Em 2015, a adoção do Acordo de Paris concluiu o mandato negociador da Plataforma de Durban para Ação Fortalecida. O Acordo de Paris, que deverá ser implementado a partir de 2020, fortalece o conjunto de obrigações assumidas sob a Convenção, consolidando sua centralidade e o respeito a seus princípios e regras. O Acordo estabelece, ainda, novas obrigações de conduta por todas as Partes, contribuindo para o aumento da ambição geral de forma efetiva e duradoura, no contexto do desenvolvimento sustentável e dos esforços de erradicação da pobreza.

As negociações multilaterais sob a UNFCCC são subsidiadas pelos trabalhos científicos do Painel Intergovernamental sobre Mudança do Clima (IPCC). O principal foro de negociações do regime é a Conferência das Partes (COP), que se realiza anualmente, em conjunto com a Reunião das Partes do Protocolo de Quioto (CMP). As negociações internacionais em curso têm como enfoque a adoção de decisões e normas para a implementação do Acordo de Paris.


Contribuições Nacionalmente Determinadas (NDC)

A Contribuição Nacionalmente Determinada (NDC) é o principal instrumento de comunicação dos compromissos individuais assumidos pelas Partes no Acordo de Paris sob a UNFCCC. Além de ações de redução de emissões de gases de efeito estufa, as NDC contém também elementos de adaptação aos efeitos adversos da mudança do clima e meios de implementação (financiamento, transferência de tecnologia e capacitação).

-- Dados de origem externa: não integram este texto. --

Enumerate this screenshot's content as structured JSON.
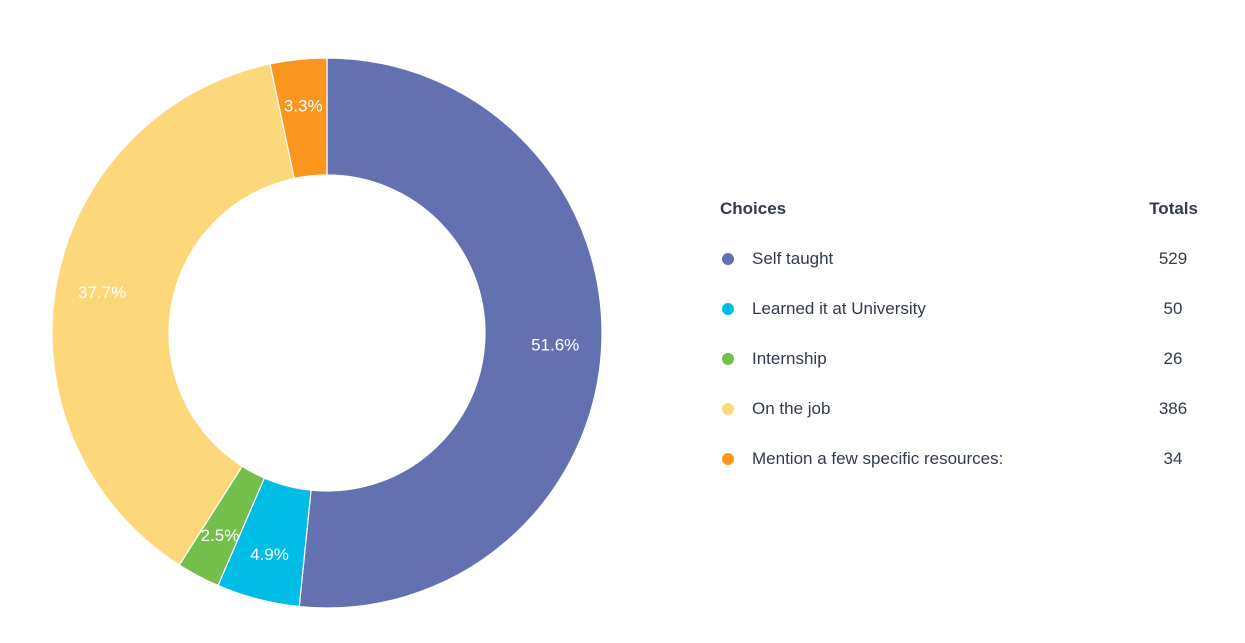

Em setembro de 2015, o Governo brasileiro anunciou sua pretendida contribuição nacionalmente determinada (NDC). A NDC brasileira parte dos resultados positivos já alcançados pelo Brasil na redução de gases de efeito estufa e estabelece compromissos ainda mais ambiciosos. O Brasil está adotando uma meta de redução de emissões de 37% em 2025, em relação aos níveis de 2005, e está indicando que as emissões poderão ser reduzidas em até 43% em 2030. A contribuição brasileira leva em consideração o imperativo do desenvolvimento sustentável e inclui, além de compromissos de mitigação, ações de adaptação, oportunidades de cooperação internacional e referências a meios de implementação.

O Brasil é um dos únicos países em desenvolvimento a assumir uma meta absoluta de redução de emissões, tão ou mais ambiciosa que as metas de países desenvolvidos. Para subsidiar a elaboração da iNDC, o Ministério das Relações Exteriores conduziu amplo processo de consultas à sociedade civil, ao setor privado e à academia.